Les partis possèdent, entre autres, deux caractéristiques qui les rendent moins crédibles : ils sont généralistes (ils prétendent régler tous les problèmes de la société) et locaux (leur périmètre d’intervention s’arrête aux frontières du pays). Les associations, en revanche ont deux attributs symétriques et inversés par rapport à ceux des partis : elles sont thématiques (elles s’attaquent à un seul problème de la société : le chômage, le logement, l’environnement, etc.) et transfrontières (leur aire d’intervention s’étend à toute la planète) (4).

AU cours de la décennie passée, les deux engagements (engagement global et engagement d’urgence sur une cause précise) se sont parfois tourné le dos. Mais un mouvement de convergence semble s’amorcer. Leur jonction est indispensable. Elle constitue l’une des équations à résoudre pour restaurer le politique. Car si les associations naissent à la base, témoignant de la richesse de la société civile, et pallient les déficiences du syndicalisme et des partis, elles ne sont parfois que de simples groupes de pression et manquent de la légitimité démocratique de l’élection pour faire aboutir leurs revendications. Le politique prend à un moment ou à un autre le relais. Il est donc capital que le lien entre associations et partis se fasse.

Ces associations continuent de croire qu’il est possible, en se fondant sur une conception radicale de la démocratie, de transformer le monde. Elles constituent sans doute les lieux d’une renaissance de l’action politique en Europe.
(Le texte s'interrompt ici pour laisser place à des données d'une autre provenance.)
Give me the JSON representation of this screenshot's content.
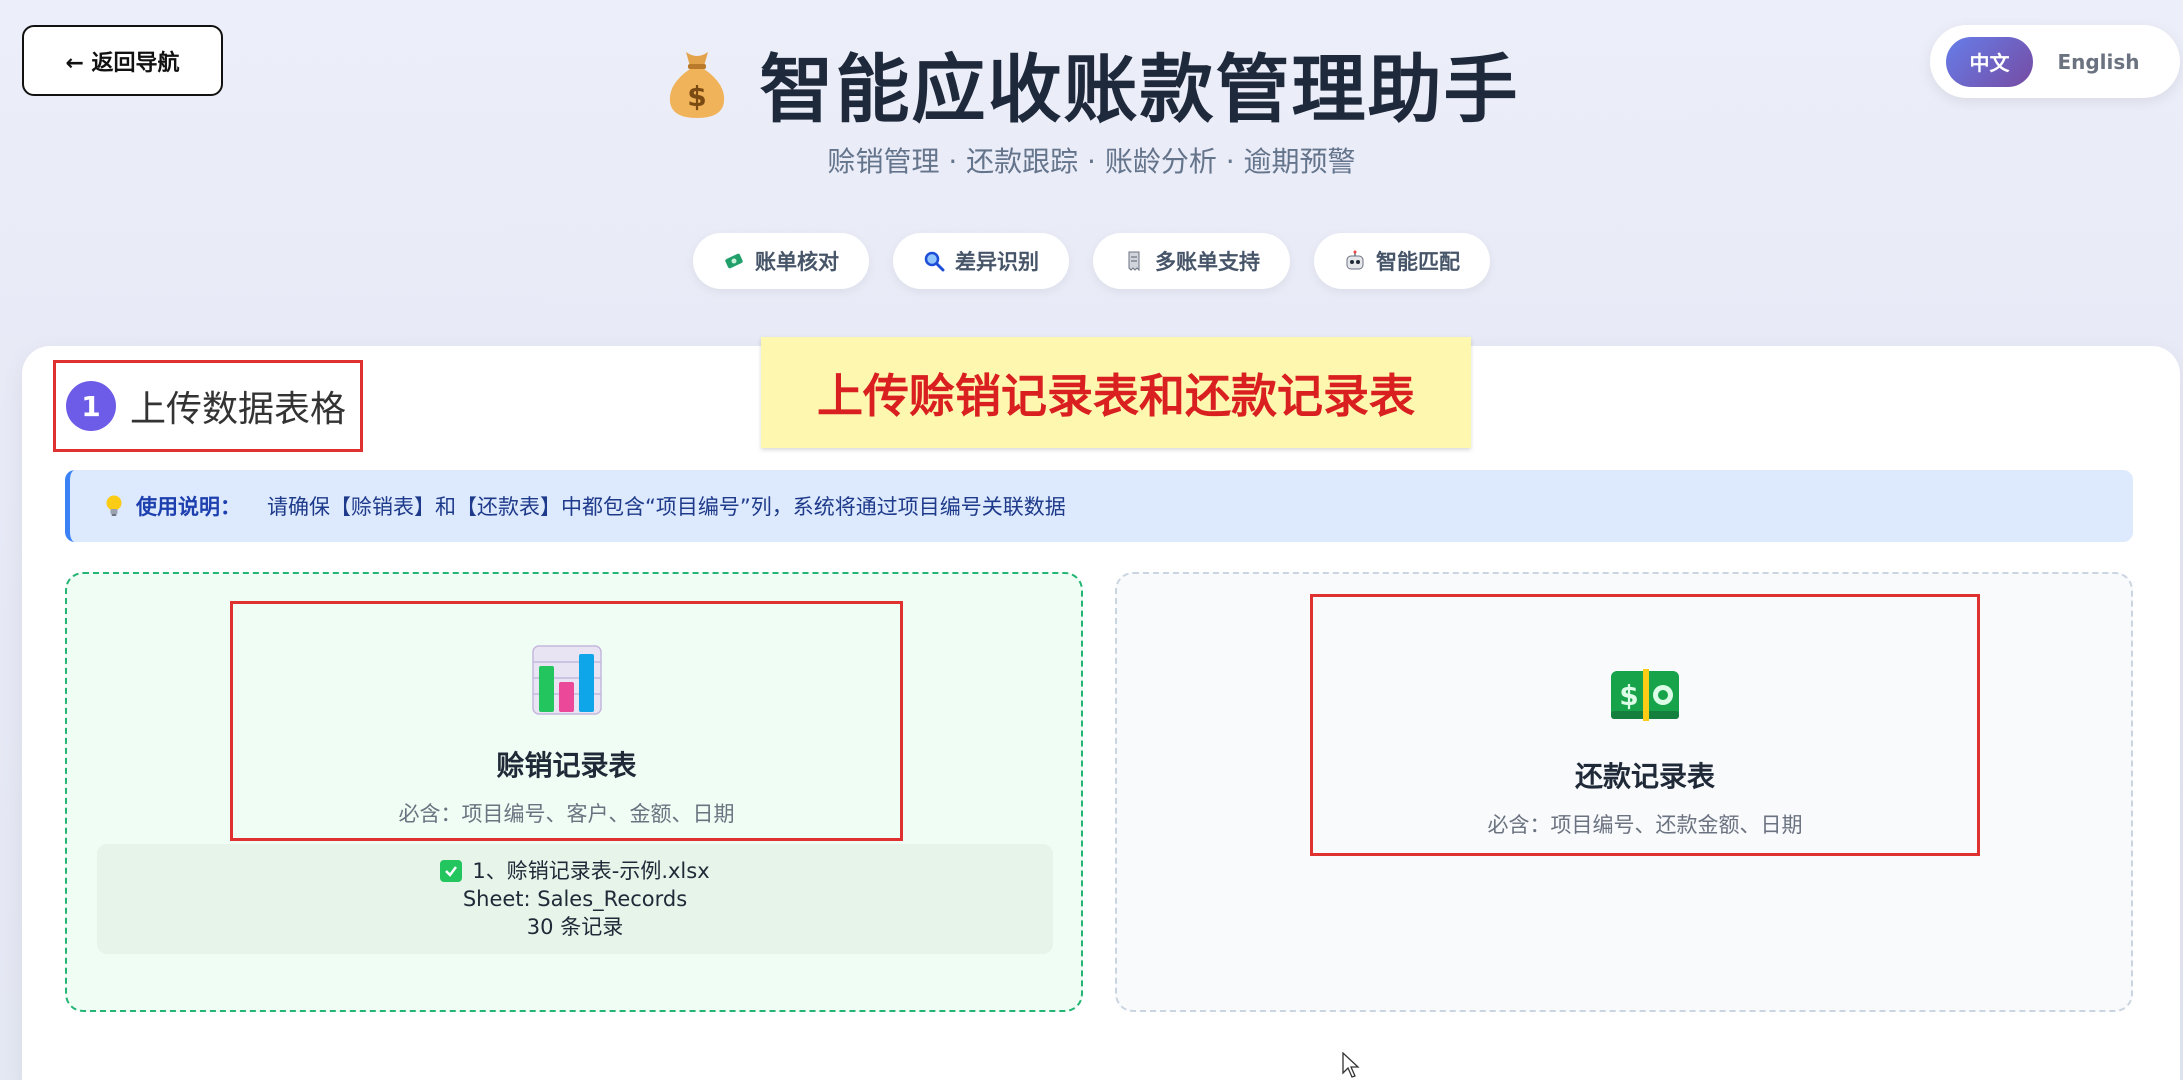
{
  "nav": {
    "back_label": "← 返回导航"
  },
  "lang": {
    "zh_label": "中文",
    "en_label": "English"
  },
  "header": {
    "title": "智能应收账款管理助手",
    "subtitle": "赊销管理 · 还款跟踪 · 账龄分析 · 逾期预警",
    "icon": "money-bag-icon"
  },
  "features": [
    {
      "label": "账单核对",
      "icon": "money-stack-icon"
    },
    {
      "label": "差异识别",
      "icon": "magnifier-icon"
    },
    {
      "label": "多账单支持",
      "icon": "receipt-icon"
    },
    {
      "label": "智能匹配",
      "icon": "robot-icon"
    }
  ],
  "step": {
    "number": "1",
    "title": "上传数据表格"
  },
  "annotation": {
    "text": "上传赊销记录表和还款记录表"
  },
  "tip": {
    "label": "使用说明：",
    "text": "请确保【赊销表】和【还款表】中都包含“项目编号”列，系统将通过项目编号关联数据"
  },
  "upload_sales": {
    "title": "赊销记录表",
    "required": "必含：项目编号、客户、金额、日期",
    "file_name": "1、赊销记录表-示例.xlsx",
    "sheet": "Sheet: Sales_Records",
    "count": "30 条记录",
    "icon": "bar-chart-icon"
  },
  "upload_payment": {
    "title": "还款记录表",
    "required": "必含：项目编号、还款金额、日期",
    "icon": "dollar-bill-icon"
  },
  "colors": {
    "accent": "#6d5ce8",
    "annotation_red": "#d91f1f",
    "success_green": "#22b573",
    "tip_blue": "#3b82f6"
  }
}
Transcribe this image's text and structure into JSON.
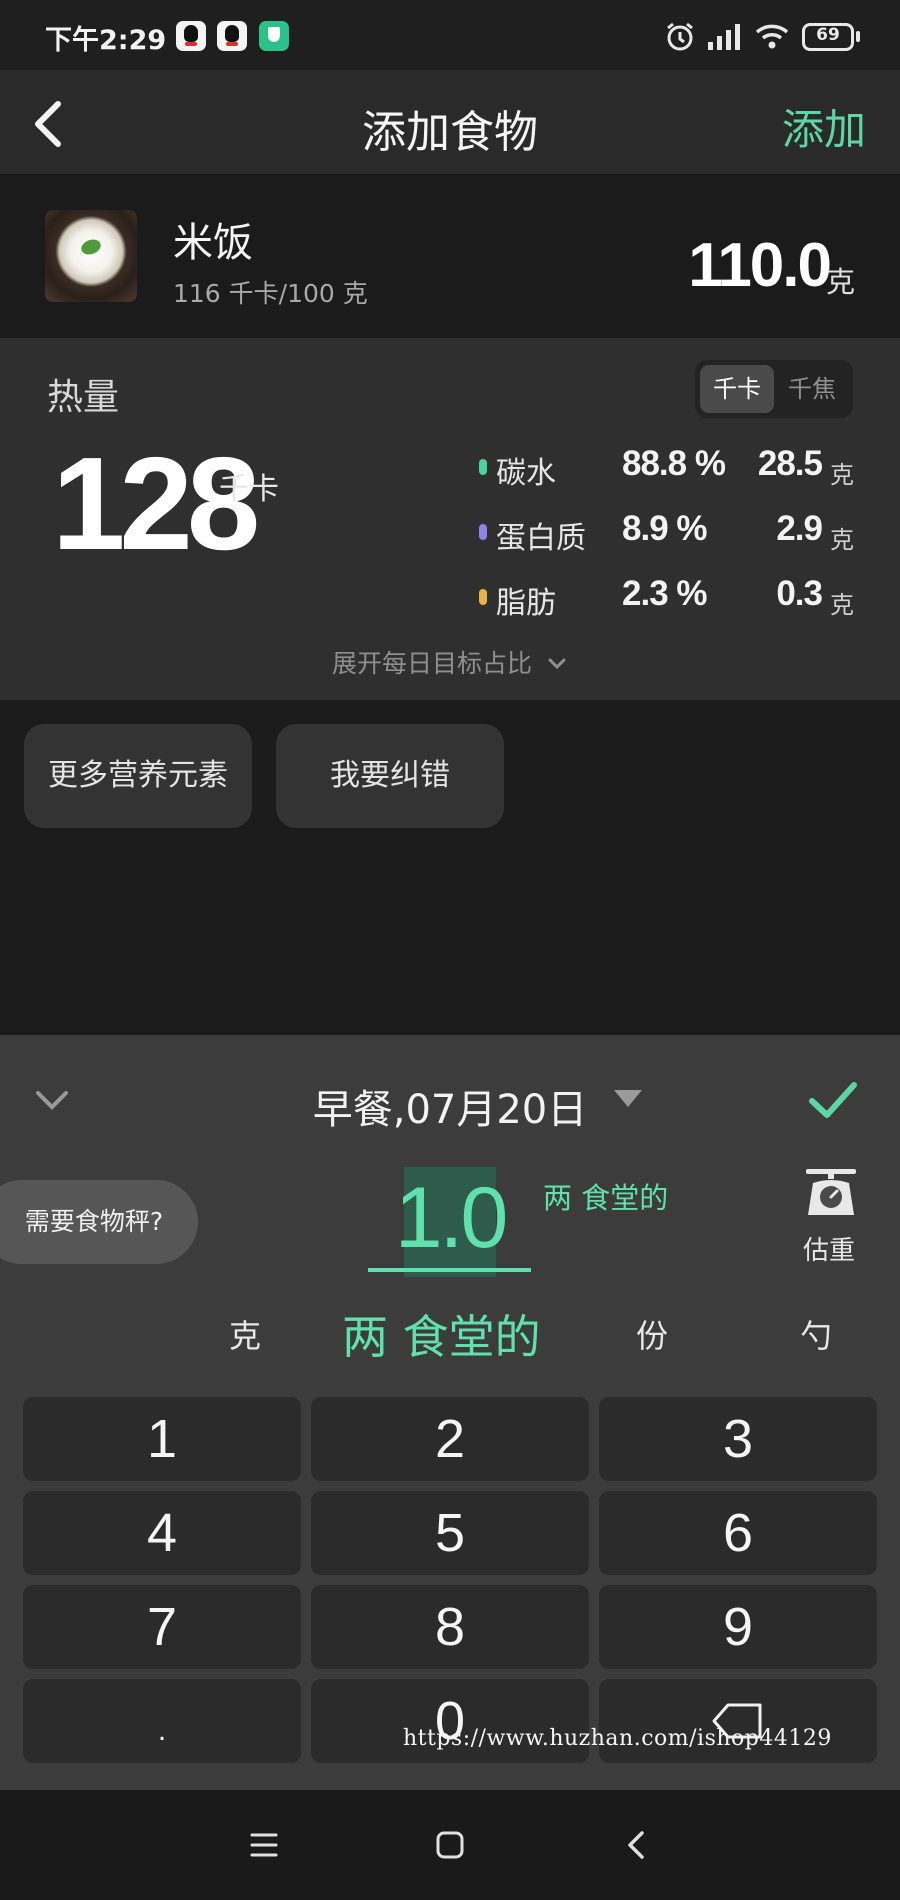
{
  "status_bar": {
    "time": "下午2:29",
    "battery": "69",
    "icons": [
      "qq-icon",
      "qq-icon",
      "security-app-icon",
      "alarm-icon",
      "signal-icon",
      "wifi-icon",
      "battery-icon"
    ]
  },
  "header": {
    "title": "添加食物",
    "action_label": "添加",
    "accent_color": "#5cd6a8"
  },
  "food": {
    "name": "米饭",
    "kcal_per_100g": "116 千卡/100 克",
    "weight": "110.0",
    "weight_unit": "克"
  },
  "calories": {
    "label": "热量",
    "unit_toggle": {
      "kcal": "千卡",
      "kj": "千焦",
      "selected": "千卡"
    },
    "value": "128",
    "unit": "千卡",
    "macros": [
      {
        "name": "碳水",
        "percent": "88.8 %",
        "amount": "28.5",
        "unit": "克",
        "color": "#4ad1a0"
      },
      {
        "name": "蛋白质",
        "percent": "8.9 %",
        "amount": "2.9",
        "unit": "克",
        "color": "#8f84e8"
      },
      {
        "name": "脂肪",
        "percent": "2.3 %",
        "amount": "0.3",
        "unit": "克",
        "color": "#e8b24a"
      }
    ],
    "expand_label": "展开每日目标占比"
  },
  "actions": {
    "more_nutrients": "更多营养元素",
    "report_error": "我要纠错"
  },
  "sheet": {
    "meal": "早餐,07月20日",
    "need_scale": "需要食物秤?",
    "quantity": "1.0",
    "quantity_unit": "两 食堂的",
    "estimate_label": "估重",
    "units": {
      "gram": "克",
      "liang": "两 食堂的",
      "portion": "份",
      "spoon": "勺"
    },
    "selected_unit": "两 食堂的"
  },
  "keypad": {
    "keys": [
      "1",
      "2",
      "3",
      "4",
      "5",
      "6",
      "7",
      "8",
      "9",
      ".",
      "0"
    ]
  },
  "watermark": "https://www.huzhan.com/ishop44129"
}
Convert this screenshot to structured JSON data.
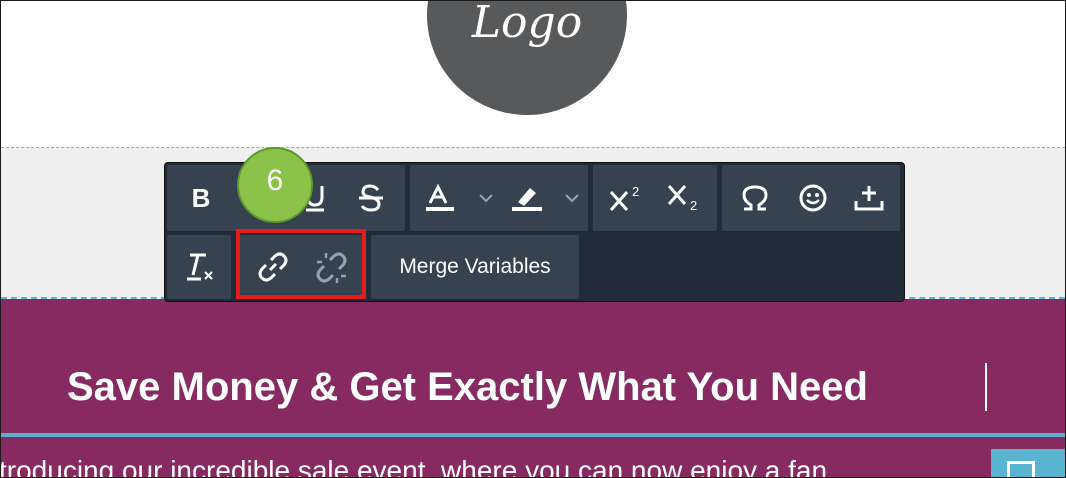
{
  "logo": {
    "text": "Logo"
  },
  "toolbar": {
    "bold_label": "B",
    "merge_variables_label": "Merge Variables",
    "icons": [
      "bold-icon",
      "italic-icon",
      "underline-icon",
      "strikethrough-icon",
      "text-color-icon",
      "highlight-icon",
      "superscript-icon",
      "subscript-icon",
      "omega-icon",
      "emoji-icon",
      "insert-icon",
      "clear-format-icon",
      "link-icon",
      "unlink-icon"
    ]
  },
  "annotation": {
    "step": "6"
  },
  "content": {
    "headline": "Save Money & Get Exactly What You Need",
    "intro": "troducing our incredible sale event, where you can now enjoy a fan"
  },
  "colors": {
    "banner": "#872a61",
    "toolbar": "#222c38",
    "toolbar_group": "#364250",
    "accent_blue": "#59b1cf",
    "highlight_red": "#e51c1c",
    "badge_green": "#8bc34a"
  }
}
Fort probablement, leurs militants, vérifiant les mots de Victor Hugo ( « L’utopie, c’est la vérité de demain ») et de Lamartine ( « Les utopies ne sont que des vérités prématurées »), réapparaîtront demain sous d’autres cieux, d’autres bannières et dans d’autres combats civiques.

Pour rétablir l’Organisation des Nations unies au coeur du dispositif du droit international, une ONU capable de décider, d’agir et d’imposer un projet de paix perpétuelle ; pour conforter des tribunaux internationaux qui jugeront les crimes contre l’humanité, contre la démocratie et contre le bien commun ; pour interdire les manipulations des masses ; pour mettre un terme à la discrimination des femmes ; pour établir de nouveaux droits à caractère écologique ; pour instaurer le principe du développement durable ; pour interdire l’existence des paradis fiscaux ; pour encourager une économie solidaire, etc.

« Dans les chemins que nul n’a foulés risque tes pas, dans les pensées que nul n’a pensées risque ta tête », pouvait-on lire sur les murs du Théâtre de l’Odéon, à Paris, en mai 1968. Si nous voulons fonder une éthique du futur, la situation actuelle invite aux mêmes audaces.

Ignacio Ramonet Directeur du Monde diplomatique de 1990 à 2008.